Visit Jeb
Bush feels a little bad about neglecting younger bro Jeb for the past eight years. He will fill up the tank of his Hummer and head to South Beach for a long weekend. Look for the two to order California rolls at Nobu (the rest of that nasty stuff is raw!) and make eyes with J Lo and her new twins.
Hang with His Homies
He’ll have Laura arrange some playdates with his buddies, Cheney and Gonzalez. They’re all out of jobs.
Catch Up on Reading
Bush missed reading his favorite literature—Maxim and People magazines—during his White House tenure. Luckily his servants in Crawford have been saving back issues on the empty shelves of his home library.
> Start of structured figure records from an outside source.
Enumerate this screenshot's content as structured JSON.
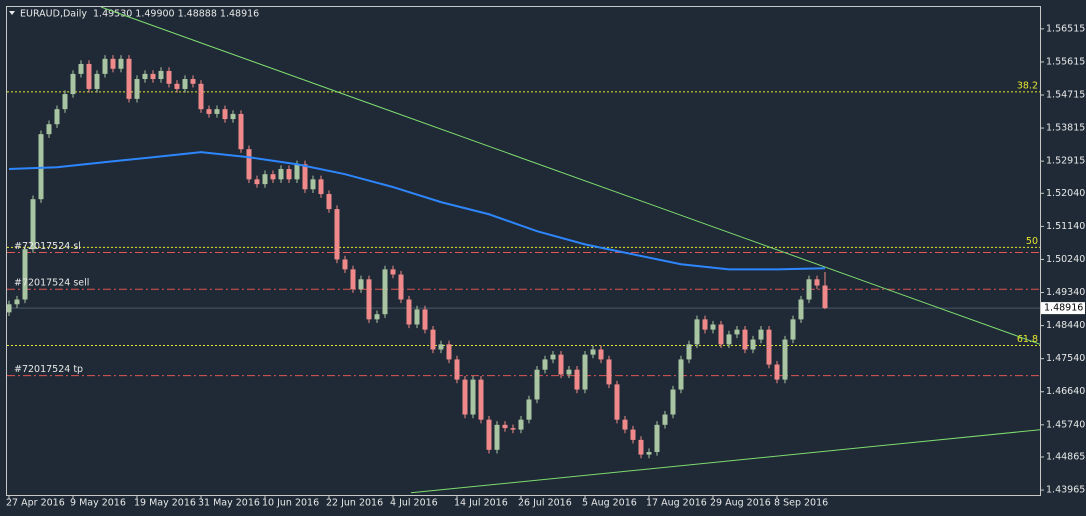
{
  "chart_data": {
    "type": "candlestick",
    "title": "EURAUD,Daily",
    "last_ohlc_label": "1.49530 1.49900 1.48888 1.48916",
    "categories": [
      "27 Apr 2016",
      null,
      null,
      null,
      null,
      null,
      null,
      null,
      "9 May 2016",
      null,
      null,
      null,
      null,
      null,
      null,
      null,
      "19 May 2016",
      null,
      null,
      null,
      null,
      null,
      null,
      null,
      "31 May 2016",
      null,
      null,
      null,
      null,
      null,
      null,
      null,
      "10 Jun 2016",
      null,
      null,
      null,
      null,
      null,
      null,
      null,
      "22 Jun 2016",
      null,
      null,
      null,
      null,
      null,
      null,
      null,
      "4 Jul 2016",
      null,
      null,
      null,
      null,
      null,
      null,
      null,
      "14 Jul 2016",
      null,
      null,
      null,
      null,
      null,
      null,
      null,
      "26 Jul 2016",
      null,
      null,
      null,
      null,
      null,
      null,
      null,
      "5 Aug 2016",
      null,
      null,
      null,
      null,
      null,
      null,
      null,
      "17 Aug 2016",
      null,
      null,
      null,
      null,
      null,
      null,
      null,
      "29 Aug 2016",
      null,
      null,
      null,
      null,
      null,
      null,
      null,
      "8 Sep 2016",
      null,
      null,
      null,
      null,
      null,
      null
    ],
    "open": [
      1.488,
      1.4902,
      1.4915,
      1.5052,
      1.5188,
      1.5365,
      1.5392,
      1.5433,
      1.5474,
      1.5529,
      1.5556,
      1.5488,
      1.5529,
      1.557,
      1.5543,
      1.557,
      1.5461,
      1.5515,
      1.5529,
      1.5515,
      1.5537,
      1.5502,
      1.5488,
      1.5515,
      1.5502,
      1.5433,
      1.542,
      1.5433,
      1.5406,
      1.542,
      1.5324,
      1.5242,
      1.5229,
      1.5256,
      1.5242,
      1.527,
      1.5242,
      1.5283,
      1.5215,
      1.5242,
      1.5202,
      1.5161,
      1.5024,
      1.4997,
      1.4943,
      1.497,
      1.4861,
      1.4875,
      1.4997,
      1.4983,
      1.4915,
      1.4847,
      1.4888,
      1.4833,
      1.4779,
      1.4793,
      1.4752,
      1.4697,
      1.4602,
      1.4697,
      1.4588,
      1.4506,
      1.4574,
      1.4565,
      1.4561,
      1.4588,
      1.4643,
      1.4724,
      1.4752,
      1.4765,
      1.4711,
      1.4724,
      1.467,
      1.4765,
      1.4779,
      1.4752,
      1.4684,
      1.4588,
      1.4561,
      1.4533,
      1.4493,
      1.45,
      1.4574,
      1.4602,
      1.467,
      1.4752,
      1.4793,
      1.4861,
      1.4833,
      1.4847,
      1.4793,
      1.482,
      1.4833,
      1.4779,
      1.4806,
      1.4833,
      1.4738,
      1.4697,
      1.4806,
      1.4861,
      1.4915,
      1.497,
      1.4953
    ],
    "high": [
      1.4912,
      1.4925,
      1.5062,
      1.5198,
      1.5375,
      1.5402,
      1.5443,
      1.5484,
      1.5539,
      1.5566,
      1.5566,
      1.5539,
      1.558,
      1.558,
      1.558,
      1.558,
      1.5525,
      1.5539,
      1.5539,
      1.5547,
      1.5547,
      1.5512,
      1.5525,
      1.5525,
      1.5512,
      1.5443,
      1.5443,
      1.5443,
      1.543,
      1.543,
      1.5334,
      1.5252,
      1.5266,
      1.5266,
      1.528,
      1.528,
      1.5293,
      1.5293,
      1.5252,
      1.5252,
      1.5212,
      1.5171,
      1.5034,
      1.5007,
      1.498,
      1.498,
      1.4885,
      1.5007,
      1.5007,
      1.4993,
      1.4925,
      1.4898,
      1.4898,
      1.4843,
      1.4803,
      1.4803,
      1.4762,
      1.4707,
      1.4707,
      1.4707,
      1.4598,
      1.4584,
      1.4584,
      1.4575,
      1.4598,
      1.4653,
      1.4734,
      1.4762,
      1.4775,
      1.4775,
      1.4734,
      1.4734,
      1.4775,
      1.4789,
      1.4789,
      1.4762,
      1.4694,
      1.4598,
      1.4571,
      1.4543,
      1.451,
      1.4584,
      1.4612,
      1.468,
      1.4762,
      1.4803,
      1.4871,
      1.4871,
      1.4857,
      1.4857,
      1.483,
      1.4843,
      1.4843,
      1.4816,
      1.4843,
      1.4843,
      1.4748,
      1.4816,
      1.4871,
      1.4925,
      1.498,
      1.498,
      1.499
    ],
    "low": [
      1.487,
      1.4892,
      1.4905,
      1.5042,
      1.5178,
      1.5355,
      1.5382,
      1.5423,
      1.5464,
      1.5519,
      1.5478,
      1.5478,
      1.5519,
      1.5533,
      1.5533,
      1.5451,
      1.5451,
      1.5505,
      1.5505,
      1.5505,
      1.5492,
      1.5478,
      1.5478,
      1.5492,
      1.5423,
      1.541,
      1.541,
      1.5396,
      1.5396,
      1.5314,
      1.5232,
      1.5219,
      1.5219,
      1.5232,
      1.5232,
      1.5232,
      1.5232,
      1.5205,
      1.5205,
      1.5192,
      1.5151,
      1.5014,
      1.4987,
      1.4933,
      1.4933,
      1.4851,
      1.4851,
      1.4865,
      1.4973,
      1.4905,
      1.4837,
      1.4837,
      1.4823,
      1.4769,
      1.4769,
      1.4742,
      1.4687,
      1.4592,
      1.4592,
      1.4578,
      1.4496,
      1.4496,
      1.4555,
      1.4551,
      1.4551,
      1.4578,
      1.4633,
      1.4714,
      1.4742,
      1.4701,
      1.4701,
      1.466,
      1.466,
      1.4755,
      1.4742,
      1.4674,
      1.4578,
      1.4551,
      1.4523,
      1.4483,
      1.4483,
      1.449,
      1.4564,
      1.4592,
      1.466,
      1.4742,
      1.4783,
      1.4823,
      1.4823,
      1.4783,
      1.4783,
      1.481,
      1.4769,
      1.4769,
      1.4796,
      1.4728,
      1.4687,
      1.4687,
      1.4796,
      1.4851,
      1.4905,
      1.4943,
      1.48888
    ],
    "close": [
      1.4902,
      1.4915,
      1.5052,
      1.5188,
      1.5365,
      1.5392,
      1.5433,
      1.5474,
      1.5529,
      1.5556,
      1.5488,
      1.5529,
      1.557,
      1.5543,
      1.557,
      1.5461,
      1.5515,
      1.5529,
      1.5515,
      1.5537,
      1.5502,
      1.5488,
      1.5515,
      1.5502,
      1.5433,
      1.542,
      1.5433,
      1.5406,
      1.542,
      1.5324,
      1.5242,
      1.5229,
      1.5256,
      1.5242,
      1.527,
      1.5242,
      1.5283,
      1.5215,
      1.5242,
      1.5202,
      1.5161,
      1.5024,
      1.4997,
      1.4943,
      1.497,
      1.4861,
      1.4875,
      1.4997,
      1.4983,
      1.4915,
      1.4847,
      1.4888,
      1.4833,
      1.4779,
      1.4793,
      1.4752,
      1.4697,
      1.4602,
      1.4697,
      1.4588,
      1.4506,
      1.4574,
      1.4565,
      1.4561,
      1.4588,
      1.4643,
      1.4724,
      1.4752,
      1.4765,
      1.4711,
      1.4724,
      1.467,
      1.4765,
      1.4779,
      1.4752,
      1.4684,
      1.4588,
      1.4561,
      1.4533,
      1.4493,
      1.45,
      1.4574,
      1.4602,
      1.467,
      1.4752,
      1.4793,
      1.4861,
      1.4833,
      1.4847,
      1.4793,
      1.482,
      1.4833,
      1.4779,
      1.4806,
      1.4833,
      1.4738,
      1.4697,
      1.4806,
      1.4861,
      1.4915,
      1.497,
      1.4953,
      1.48916
    ],
    "up_color": "#a9c4a1",
    "down_color": "#f08a8a",
    "ylim": [
      1.4383,
      1.5711
    ],
    "yticks": [
      1.56515,
      1.55615,
      1.54715,
      1.53815,
      1.52915,
      {
        "value": 1.5204,
        "label": "1.52040"
      },
      {
        "value": 1.5114,
        "label": "1.51140"
      },
      {
        "value": 1.5024,
        "label": "1.50240"
      },
      {
        "value": 1.4934,
        "label": "1.49340"
      },
      {
        "value": 1.4844,
        "label": "1.48440"
      },
      {
        "value": 1.4754,
        "label": "1.47540"
      },
      {
        "value": 1.4664,
        "label": "1.46640"
      },
      {
        "value": 1.4574,
        "label": "1.45740"
      },
      1.44865,
      1.43965
    ],
    "ma": {
      "color": "#2e86ff",
      "x": [
        0,
        6,
        12,
        18,
        24,
        30,
        36,
        42,
        48,
        54,
        60,
        66,
        72,
        78,
        84,
        90,
        96,
        102
      ],
      "values": [
        1.527,
        1.5275,
        1.5289,
        1.5302,
        1.5316,
        1.5302,
        1.5283,
        1.5256,
        1.5221,
        1.518,
        1.5147,
        1.5101,
        1.5065,
        1.5038,
        1.5011,
        1.4997,
        1.4997,
        1.5
      ]
    },
    "levels": [
      {
        "label": "38.2",
        "value": 1.548,
        "color": "#e6e62e",
        "style": "fib"
      },
      {
        "label": "50",
        "value": 1.5057,
        "color": "#e6e62e",
        "style": "fib"
      },
      {
        "label": "61.8",
        "value": 1.479,
        "color": "#e6e62e",
        "style": "fib"
      },
      {
        "label": "#72017524 sl",
        "value": 1.5043,
        "color": "#e05555",
        "style": "order"
      },
      {
        "label": "#72017524 sell",
        "value": 1.4943,
        "color": "#e05555",
        "style": "order"
      },
      {
        "label": "#72017524 tp",
        "value": 1.4708,
        "color": "#e05555",
        "style": "order"
      }
    ],
    "trendlines": [
      {
        "color": "#7fdc6f",
        "x": [
          11.5,
          132.75
        ],
        "values": [
          1.5711,
          1.4763
        ]
      },
      {
        "color": "#7fdc6f",
        "x": [
          50.25,
          132.75
        ],
        "values": [
          1.4389,
          1.4569
        ]
      }
    ],
    "current_price": 1.48916
  }
}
Hire Someone Else to Clear Brush in Crawford
Bush famously took more vacations than any other president in history and his press office deftly disseminated pictures of him clearing brush. (Reports from inside say that the West Wing is covered with homoerotic pictures of Bush wielding a chainsaw). Now that there’s no political benefit, bring on the landscapers.
Keep Playing Dress-Up
Bush can put on his flight suit any time he wants and keep repeating, “Mission accomplished.” He may also like to wear his dad’s suits and pretend to be a respected ex-president.
Make a Workout Video
Bush, known for his fitness, will indulge his fans with a workout video. He’ll invite special guests (Scooter Libby, John Ashcroft, his wife Laura) to star in the videos, and he might even create a line of Bush-themed work out mats, leg warmers, and little hand weights.